No era esa la intención del artista suizo cuando un par de años antes de la publicación de En el camino y en pleno baby boom se echó a la carretera en un automóvil cutre para recorrer los 48 Estados norteamericanos, cámara al hombro y con una ayuda de la Fundación Guggenheim. Su objetivo era bien distinto. No iba a inmortalizar a los elegidos. Disparó sus clicks sobre los rastrojos de la sociedad, esa gente que, como escribió Steiner, tiene su polvorienta supervivencia en las guías telefónicas viejas. Porque hasta en los momentos más amables -una fiesta, un baile, un estreno de cine- las escenas de Frank desprenden un halo de tristeza solitaria y el tufo a glamour de rebajas adquirido en una tienda de todo a cien. Fue por ello que ni el poder de una beca Guggenheim sirvió para que el libro fuera aceptado en Estados Unidos. Ahí estaba Francia, siempre al quite, donde Los Americanos vio la luz en 1958.

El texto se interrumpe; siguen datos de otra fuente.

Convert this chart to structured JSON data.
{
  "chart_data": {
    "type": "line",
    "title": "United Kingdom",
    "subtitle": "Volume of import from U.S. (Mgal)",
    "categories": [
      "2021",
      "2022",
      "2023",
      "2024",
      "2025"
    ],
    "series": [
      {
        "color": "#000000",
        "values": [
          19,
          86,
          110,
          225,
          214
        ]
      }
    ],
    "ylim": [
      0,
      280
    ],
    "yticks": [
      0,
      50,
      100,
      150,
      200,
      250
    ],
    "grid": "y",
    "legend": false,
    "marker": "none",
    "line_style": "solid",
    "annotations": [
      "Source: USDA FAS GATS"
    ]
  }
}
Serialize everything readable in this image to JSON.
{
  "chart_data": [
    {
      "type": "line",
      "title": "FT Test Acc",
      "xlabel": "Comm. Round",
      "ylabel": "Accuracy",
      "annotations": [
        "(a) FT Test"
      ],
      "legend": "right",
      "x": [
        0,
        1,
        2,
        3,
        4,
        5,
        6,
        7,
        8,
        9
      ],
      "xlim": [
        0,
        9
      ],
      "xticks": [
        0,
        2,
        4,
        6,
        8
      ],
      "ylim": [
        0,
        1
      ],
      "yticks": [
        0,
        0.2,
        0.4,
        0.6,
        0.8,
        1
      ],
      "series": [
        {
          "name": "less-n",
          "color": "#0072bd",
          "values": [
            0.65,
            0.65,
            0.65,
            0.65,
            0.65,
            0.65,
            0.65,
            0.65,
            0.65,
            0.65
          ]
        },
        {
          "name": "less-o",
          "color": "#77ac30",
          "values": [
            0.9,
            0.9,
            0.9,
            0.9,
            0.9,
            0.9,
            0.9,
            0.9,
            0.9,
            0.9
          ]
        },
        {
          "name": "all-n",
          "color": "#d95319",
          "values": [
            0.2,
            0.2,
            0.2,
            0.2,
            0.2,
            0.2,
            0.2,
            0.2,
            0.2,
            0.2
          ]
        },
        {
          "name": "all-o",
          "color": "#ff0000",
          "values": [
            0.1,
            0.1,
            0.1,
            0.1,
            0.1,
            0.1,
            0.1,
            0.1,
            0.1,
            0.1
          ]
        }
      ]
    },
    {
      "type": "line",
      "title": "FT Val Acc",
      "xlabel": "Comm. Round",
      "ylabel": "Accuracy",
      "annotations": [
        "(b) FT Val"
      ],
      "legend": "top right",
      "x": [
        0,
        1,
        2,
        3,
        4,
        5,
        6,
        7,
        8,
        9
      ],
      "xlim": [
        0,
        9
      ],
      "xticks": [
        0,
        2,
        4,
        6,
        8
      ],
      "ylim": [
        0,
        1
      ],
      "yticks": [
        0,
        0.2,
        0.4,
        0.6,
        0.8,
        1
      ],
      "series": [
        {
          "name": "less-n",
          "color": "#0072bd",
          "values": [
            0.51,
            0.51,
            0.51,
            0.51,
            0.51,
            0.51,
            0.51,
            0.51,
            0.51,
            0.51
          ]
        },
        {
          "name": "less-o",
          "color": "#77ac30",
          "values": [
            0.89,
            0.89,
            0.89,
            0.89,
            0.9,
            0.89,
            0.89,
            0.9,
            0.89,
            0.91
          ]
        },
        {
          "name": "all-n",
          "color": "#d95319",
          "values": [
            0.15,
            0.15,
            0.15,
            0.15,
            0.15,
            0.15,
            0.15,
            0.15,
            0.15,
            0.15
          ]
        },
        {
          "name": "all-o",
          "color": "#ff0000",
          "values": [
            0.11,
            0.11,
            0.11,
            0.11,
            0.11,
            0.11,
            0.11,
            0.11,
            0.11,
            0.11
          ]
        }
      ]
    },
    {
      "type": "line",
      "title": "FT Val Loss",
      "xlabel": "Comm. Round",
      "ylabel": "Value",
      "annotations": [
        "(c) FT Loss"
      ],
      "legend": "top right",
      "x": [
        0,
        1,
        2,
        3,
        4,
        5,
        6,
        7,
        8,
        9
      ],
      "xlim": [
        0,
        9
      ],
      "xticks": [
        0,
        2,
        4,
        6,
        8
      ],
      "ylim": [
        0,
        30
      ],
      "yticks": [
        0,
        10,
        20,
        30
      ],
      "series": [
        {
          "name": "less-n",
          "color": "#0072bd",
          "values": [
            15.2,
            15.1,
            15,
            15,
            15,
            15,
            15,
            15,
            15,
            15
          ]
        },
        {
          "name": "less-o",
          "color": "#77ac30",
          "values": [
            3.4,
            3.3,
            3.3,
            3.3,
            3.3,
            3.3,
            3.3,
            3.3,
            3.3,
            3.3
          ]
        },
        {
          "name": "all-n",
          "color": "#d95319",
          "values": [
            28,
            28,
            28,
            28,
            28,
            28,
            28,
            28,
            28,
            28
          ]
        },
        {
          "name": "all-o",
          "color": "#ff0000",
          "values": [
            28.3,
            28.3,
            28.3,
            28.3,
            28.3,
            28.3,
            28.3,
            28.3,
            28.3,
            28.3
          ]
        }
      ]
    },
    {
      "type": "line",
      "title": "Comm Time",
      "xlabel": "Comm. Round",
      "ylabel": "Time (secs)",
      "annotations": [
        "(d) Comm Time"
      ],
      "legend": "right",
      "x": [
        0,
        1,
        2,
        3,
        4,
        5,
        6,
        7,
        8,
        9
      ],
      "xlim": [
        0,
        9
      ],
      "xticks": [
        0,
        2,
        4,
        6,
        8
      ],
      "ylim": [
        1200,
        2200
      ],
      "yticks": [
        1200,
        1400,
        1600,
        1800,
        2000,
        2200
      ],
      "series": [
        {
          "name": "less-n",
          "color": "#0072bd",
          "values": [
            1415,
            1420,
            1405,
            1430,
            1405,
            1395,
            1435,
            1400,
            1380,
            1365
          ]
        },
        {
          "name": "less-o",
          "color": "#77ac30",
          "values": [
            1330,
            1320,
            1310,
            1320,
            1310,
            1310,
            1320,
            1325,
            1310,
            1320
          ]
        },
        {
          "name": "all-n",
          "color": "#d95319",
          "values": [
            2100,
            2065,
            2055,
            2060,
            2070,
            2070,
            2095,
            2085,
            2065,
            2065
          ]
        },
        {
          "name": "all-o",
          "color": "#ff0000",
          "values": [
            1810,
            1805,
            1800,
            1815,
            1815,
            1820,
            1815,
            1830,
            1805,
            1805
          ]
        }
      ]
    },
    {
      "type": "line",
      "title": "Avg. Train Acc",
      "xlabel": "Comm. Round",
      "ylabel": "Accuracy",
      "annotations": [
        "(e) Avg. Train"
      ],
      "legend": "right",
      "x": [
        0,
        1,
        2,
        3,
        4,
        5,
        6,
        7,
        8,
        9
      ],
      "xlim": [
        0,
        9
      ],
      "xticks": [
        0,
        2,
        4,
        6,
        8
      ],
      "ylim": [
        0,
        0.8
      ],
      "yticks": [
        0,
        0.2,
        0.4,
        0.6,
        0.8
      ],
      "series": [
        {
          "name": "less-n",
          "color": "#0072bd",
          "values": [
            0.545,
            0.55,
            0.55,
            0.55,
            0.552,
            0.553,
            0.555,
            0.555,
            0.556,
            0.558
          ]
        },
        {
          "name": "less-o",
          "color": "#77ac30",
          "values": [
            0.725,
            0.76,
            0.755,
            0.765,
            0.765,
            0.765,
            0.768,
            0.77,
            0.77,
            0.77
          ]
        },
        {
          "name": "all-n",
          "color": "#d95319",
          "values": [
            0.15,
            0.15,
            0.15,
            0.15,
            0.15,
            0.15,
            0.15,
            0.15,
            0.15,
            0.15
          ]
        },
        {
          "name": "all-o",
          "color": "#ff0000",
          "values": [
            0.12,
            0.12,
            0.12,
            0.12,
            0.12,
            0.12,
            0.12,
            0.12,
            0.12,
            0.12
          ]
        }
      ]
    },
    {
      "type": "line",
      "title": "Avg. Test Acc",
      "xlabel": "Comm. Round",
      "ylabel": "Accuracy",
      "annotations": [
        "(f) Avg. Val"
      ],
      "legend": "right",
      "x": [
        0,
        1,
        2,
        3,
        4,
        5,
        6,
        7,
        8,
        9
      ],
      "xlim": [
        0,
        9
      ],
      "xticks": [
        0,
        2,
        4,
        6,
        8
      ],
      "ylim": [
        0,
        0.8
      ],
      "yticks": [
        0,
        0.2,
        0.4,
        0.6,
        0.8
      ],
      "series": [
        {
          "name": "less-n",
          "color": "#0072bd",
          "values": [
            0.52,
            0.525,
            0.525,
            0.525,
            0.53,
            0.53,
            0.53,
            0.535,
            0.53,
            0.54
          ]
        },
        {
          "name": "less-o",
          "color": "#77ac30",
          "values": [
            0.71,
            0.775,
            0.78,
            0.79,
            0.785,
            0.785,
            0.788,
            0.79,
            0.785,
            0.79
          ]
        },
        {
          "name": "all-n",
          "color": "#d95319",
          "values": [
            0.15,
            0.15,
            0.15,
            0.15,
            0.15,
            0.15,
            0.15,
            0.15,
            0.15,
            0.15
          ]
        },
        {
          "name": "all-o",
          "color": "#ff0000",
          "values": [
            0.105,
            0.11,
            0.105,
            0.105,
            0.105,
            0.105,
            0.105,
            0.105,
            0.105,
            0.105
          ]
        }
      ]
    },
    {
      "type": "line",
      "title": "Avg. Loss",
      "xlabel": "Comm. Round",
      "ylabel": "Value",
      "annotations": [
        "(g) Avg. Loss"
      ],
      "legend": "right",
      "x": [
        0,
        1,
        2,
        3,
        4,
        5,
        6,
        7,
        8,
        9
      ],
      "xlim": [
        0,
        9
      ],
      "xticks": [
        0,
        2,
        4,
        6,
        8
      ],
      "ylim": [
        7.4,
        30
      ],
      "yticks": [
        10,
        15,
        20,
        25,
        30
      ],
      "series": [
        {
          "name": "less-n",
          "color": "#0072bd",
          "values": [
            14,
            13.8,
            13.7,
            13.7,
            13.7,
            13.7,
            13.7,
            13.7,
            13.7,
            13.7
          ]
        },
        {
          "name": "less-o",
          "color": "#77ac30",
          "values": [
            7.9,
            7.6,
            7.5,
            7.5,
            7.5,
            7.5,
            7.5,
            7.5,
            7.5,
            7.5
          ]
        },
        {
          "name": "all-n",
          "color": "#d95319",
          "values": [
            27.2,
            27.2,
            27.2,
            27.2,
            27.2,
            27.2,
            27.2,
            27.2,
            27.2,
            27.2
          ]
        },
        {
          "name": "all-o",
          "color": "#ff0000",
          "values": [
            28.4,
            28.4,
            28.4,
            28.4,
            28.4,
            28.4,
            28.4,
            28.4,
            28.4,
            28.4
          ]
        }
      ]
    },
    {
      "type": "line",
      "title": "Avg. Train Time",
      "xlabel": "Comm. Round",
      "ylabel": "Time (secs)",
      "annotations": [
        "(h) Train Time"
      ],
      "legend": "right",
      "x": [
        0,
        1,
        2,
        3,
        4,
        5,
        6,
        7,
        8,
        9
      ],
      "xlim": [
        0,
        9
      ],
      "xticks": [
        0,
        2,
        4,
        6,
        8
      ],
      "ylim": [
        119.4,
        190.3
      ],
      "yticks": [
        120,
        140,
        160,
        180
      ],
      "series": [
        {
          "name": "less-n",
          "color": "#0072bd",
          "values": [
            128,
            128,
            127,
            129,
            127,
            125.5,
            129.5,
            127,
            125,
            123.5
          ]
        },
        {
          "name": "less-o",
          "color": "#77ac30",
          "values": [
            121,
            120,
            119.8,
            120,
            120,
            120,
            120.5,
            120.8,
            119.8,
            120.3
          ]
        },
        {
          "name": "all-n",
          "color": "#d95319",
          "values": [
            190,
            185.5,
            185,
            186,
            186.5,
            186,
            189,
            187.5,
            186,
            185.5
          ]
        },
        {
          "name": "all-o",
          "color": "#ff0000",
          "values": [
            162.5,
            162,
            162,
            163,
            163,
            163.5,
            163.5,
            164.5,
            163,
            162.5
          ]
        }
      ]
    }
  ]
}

Álbum de la desolación prologado por un emocionado Jack Kerouac -algunos de los fotografiados pasarían por sus ángeles-, Los americanos guarda en las imágenes de sus páginas la potencia de un artefacto visual comparable a la fuerza de un solo improvisado de Charlie Parker.
Este catálogo de la frágil existencia humana que pasa por la Tierra de Promisión en blanco y negro ha sido publicado ahora en España, 50 años después de su aparición. Lo ha hecho La Fábrica Editorial. Gracias.